Each is the property of a single nuptially plumaged male or more than a few uncolored males that come and go. Holding them year after year, adult males defend their bowers and tend them through most months, continually refurbishing and adding to the structure.
During breeding, males spend much of the day perching watchfully in trees over the bower, giving alternating pulsating buzzes and churrs which most likely serve to identify themselves and ownership. Like most bowerbirds, they are polygynous and mate with itinerant females.
To attract females a male displays his bower in glittering performances that highlight his glistening yellow plumage, unique among bowerbirds. On the display perch, he hops from side to side, jerking his head, flaring his short crest, and sometimes fanning his tail, breaking the routine by suddenly hanging and flapping his wings.
At other times he hovers about the bower, body suspended vertically and tail opening and shutting to flash its brilliant margins. Copulation may take place in the bower. After it the female leaves to build her nest unaided well far away from the bower, and incubates and rears her young alone. In the montane rainforests of northern Queensland, Golden Bowerbirds are sedentary, even females and immature which from time to time drift temporarily to lower altitudes in winter.
They are rather solitary birds and feed actively from the upper forest strata to the floor on a variety of fruits and occasional insects. This bird is also known as Golden Gardener, Newton’s Bowerbird.
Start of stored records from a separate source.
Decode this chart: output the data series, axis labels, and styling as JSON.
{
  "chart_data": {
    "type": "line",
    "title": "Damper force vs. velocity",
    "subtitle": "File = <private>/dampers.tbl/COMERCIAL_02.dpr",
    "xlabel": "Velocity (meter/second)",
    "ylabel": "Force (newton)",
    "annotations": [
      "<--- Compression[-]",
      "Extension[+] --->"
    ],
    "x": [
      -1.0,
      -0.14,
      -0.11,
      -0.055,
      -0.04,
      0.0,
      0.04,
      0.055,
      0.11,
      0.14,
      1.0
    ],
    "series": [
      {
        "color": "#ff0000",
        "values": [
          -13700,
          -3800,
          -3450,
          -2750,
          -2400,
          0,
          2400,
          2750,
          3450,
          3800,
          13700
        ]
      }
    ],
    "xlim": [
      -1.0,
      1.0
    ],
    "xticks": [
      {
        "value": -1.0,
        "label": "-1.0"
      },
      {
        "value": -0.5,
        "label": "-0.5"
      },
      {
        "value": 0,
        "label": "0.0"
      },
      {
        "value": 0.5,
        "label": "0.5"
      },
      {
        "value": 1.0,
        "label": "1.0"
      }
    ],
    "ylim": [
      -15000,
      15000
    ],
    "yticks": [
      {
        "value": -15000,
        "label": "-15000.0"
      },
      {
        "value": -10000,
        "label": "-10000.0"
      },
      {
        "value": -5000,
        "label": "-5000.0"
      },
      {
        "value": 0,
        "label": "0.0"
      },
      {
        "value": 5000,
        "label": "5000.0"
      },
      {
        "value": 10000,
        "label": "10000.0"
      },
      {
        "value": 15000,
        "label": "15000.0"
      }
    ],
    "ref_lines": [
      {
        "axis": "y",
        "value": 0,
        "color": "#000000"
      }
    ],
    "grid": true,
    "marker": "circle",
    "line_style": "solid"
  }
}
The size of the Golden Bowerbird is about 230-250 mm in length; males larger. MALE: Head, chin, back, and wings yellowish olive-brown, with short glistening yellow crest and patch on the mantle; flight feathers duskier. The tail is long and forked, with central tail feathers dusky olive, three outermost pairs orange-yellow.
Underparts are rich golden to orange-yellow with an opalescent sheen. The eye is yellow-white. Bill is olive-brown with a pale under the base. Feet black. FEMALE: Head, upperparts, wings, and tail dull olive-brown; underparts ash-gray with faint throat and breast streaks. IMMATURES: Like female but eye deep brown. Immature males don adult plumage starting gradually on the back; mature in three years.
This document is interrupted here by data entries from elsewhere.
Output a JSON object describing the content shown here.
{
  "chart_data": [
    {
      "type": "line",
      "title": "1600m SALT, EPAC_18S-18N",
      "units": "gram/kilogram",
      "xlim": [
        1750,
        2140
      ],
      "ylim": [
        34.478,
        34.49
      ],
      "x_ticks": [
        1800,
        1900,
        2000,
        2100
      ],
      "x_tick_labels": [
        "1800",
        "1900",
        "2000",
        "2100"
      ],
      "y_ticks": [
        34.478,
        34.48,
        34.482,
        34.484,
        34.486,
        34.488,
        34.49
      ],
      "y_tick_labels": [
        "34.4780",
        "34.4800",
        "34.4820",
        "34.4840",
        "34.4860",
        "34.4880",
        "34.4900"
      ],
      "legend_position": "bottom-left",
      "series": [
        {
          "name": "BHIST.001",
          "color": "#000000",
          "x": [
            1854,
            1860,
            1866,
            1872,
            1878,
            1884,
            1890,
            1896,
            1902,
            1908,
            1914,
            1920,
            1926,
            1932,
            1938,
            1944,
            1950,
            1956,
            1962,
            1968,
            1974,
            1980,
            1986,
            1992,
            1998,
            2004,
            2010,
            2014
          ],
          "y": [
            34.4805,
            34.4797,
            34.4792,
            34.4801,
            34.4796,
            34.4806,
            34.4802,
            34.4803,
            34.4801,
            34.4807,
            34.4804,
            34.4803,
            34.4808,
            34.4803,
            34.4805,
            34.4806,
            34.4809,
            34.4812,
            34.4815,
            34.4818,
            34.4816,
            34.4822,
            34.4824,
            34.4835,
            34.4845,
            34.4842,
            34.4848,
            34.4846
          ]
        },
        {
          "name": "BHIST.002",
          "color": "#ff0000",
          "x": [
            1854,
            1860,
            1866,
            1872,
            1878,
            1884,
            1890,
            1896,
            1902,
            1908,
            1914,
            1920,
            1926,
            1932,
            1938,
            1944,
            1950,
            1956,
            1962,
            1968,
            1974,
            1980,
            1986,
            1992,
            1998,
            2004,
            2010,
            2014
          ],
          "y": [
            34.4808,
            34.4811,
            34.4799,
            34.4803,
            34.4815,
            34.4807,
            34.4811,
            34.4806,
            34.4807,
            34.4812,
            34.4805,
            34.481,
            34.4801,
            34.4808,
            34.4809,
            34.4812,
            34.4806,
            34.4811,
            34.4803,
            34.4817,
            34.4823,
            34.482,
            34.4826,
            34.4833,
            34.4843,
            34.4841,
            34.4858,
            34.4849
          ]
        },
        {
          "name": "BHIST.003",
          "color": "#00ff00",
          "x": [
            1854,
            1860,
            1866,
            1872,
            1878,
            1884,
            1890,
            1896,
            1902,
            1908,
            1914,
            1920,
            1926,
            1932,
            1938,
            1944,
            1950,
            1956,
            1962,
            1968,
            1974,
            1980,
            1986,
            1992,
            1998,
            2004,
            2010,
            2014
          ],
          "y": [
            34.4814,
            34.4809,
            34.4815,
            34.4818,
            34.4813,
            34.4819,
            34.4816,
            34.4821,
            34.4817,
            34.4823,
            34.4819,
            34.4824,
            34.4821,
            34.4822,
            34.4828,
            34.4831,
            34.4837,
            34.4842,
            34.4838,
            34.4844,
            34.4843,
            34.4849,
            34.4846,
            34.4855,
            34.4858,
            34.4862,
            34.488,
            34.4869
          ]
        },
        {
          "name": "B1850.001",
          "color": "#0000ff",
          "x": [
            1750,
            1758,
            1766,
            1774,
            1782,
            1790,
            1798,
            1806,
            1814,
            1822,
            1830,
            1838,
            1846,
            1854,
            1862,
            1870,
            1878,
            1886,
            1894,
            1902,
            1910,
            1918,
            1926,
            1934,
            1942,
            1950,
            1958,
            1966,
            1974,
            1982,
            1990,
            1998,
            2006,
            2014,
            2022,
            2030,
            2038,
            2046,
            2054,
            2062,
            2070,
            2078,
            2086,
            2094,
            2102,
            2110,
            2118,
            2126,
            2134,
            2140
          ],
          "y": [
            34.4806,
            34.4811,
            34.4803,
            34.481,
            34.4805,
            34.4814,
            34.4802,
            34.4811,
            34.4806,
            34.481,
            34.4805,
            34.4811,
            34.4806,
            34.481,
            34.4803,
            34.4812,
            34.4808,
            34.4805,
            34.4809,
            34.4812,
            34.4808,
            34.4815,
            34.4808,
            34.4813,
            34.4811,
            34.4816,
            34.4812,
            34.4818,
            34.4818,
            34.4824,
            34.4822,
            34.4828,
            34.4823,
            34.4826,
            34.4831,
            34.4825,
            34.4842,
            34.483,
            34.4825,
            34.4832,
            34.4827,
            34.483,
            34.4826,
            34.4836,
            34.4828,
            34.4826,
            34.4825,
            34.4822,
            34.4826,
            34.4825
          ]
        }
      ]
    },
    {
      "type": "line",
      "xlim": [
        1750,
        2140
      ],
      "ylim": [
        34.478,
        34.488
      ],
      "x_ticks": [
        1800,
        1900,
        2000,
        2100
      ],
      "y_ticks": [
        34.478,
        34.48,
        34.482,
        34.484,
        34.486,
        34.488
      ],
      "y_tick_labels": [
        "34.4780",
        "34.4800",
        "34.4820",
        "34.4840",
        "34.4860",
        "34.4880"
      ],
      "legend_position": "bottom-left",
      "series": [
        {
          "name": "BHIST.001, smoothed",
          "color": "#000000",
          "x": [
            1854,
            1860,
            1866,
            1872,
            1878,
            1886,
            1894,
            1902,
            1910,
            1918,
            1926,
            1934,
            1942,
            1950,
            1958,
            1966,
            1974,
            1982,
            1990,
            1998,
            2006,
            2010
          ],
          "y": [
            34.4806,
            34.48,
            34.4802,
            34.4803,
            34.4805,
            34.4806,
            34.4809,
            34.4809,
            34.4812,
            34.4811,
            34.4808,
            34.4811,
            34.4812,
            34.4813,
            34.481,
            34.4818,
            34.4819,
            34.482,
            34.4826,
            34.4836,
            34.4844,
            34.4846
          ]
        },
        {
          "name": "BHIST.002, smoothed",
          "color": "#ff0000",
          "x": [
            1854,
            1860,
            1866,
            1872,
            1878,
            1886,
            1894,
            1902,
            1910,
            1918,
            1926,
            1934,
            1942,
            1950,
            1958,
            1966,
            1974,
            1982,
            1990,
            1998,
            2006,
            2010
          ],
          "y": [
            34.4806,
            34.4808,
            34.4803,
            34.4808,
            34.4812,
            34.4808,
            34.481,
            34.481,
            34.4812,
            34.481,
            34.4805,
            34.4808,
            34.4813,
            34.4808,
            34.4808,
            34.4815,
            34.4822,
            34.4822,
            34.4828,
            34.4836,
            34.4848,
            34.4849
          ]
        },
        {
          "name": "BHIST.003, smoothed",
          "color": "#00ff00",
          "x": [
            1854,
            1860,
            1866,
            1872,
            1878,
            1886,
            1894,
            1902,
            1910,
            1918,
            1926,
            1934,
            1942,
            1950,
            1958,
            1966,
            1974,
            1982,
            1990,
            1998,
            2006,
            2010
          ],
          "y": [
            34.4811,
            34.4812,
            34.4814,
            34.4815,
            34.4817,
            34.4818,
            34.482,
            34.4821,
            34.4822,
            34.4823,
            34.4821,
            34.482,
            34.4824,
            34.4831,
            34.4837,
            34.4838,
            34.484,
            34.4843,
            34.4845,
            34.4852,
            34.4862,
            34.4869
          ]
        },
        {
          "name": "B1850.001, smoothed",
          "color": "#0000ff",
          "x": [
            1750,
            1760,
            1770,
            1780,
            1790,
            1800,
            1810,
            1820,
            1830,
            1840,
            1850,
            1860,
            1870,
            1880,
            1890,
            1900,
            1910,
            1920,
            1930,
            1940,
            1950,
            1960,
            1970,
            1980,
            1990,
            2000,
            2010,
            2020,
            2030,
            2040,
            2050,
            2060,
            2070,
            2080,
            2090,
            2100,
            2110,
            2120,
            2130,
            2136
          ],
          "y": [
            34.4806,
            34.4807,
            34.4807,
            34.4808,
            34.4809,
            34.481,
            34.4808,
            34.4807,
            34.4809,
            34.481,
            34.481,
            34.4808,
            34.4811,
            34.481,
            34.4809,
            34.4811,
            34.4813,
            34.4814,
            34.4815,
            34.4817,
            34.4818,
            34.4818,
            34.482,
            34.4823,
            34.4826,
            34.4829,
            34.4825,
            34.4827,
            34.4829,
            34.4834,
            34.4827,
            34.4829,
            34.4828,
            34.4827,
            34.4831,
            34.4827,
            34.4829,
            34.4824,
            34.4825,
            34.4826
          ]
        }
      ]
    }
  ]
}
Golden Bowerbird breeding male call is uttered soft, far-carrying wheezing croaks, churrings, and mechanical chatterings throughout the day; also mimics. Female utters similar sounds; less animated. Otherwise the silent or harsh rasp when feeding.
They breed in September-January, to the beginning of the monsoonal wet season. Nest a compact, rather deep, coarsely constructed cup of dry leaves, twigs, and strips of bark, bound with rootlets and vine tendrils; lined with finer leaves, rootlets, and twigs; placed in a tree hole or tree fork 1-3 m above ground, distant from bower, in the deep forest.
Nest 160 mm across, 110 mm deep, with cup 90 x 60 mm. Eggs: usually two, sometimes one; somewhat lustrous, cream; oval, about 36×25 mm. Incubation by female bird. Golden Bowerbird found in mountain rainforests above 900 m from near Cook town to Paluma Ranges, north of Townsville, Queensland.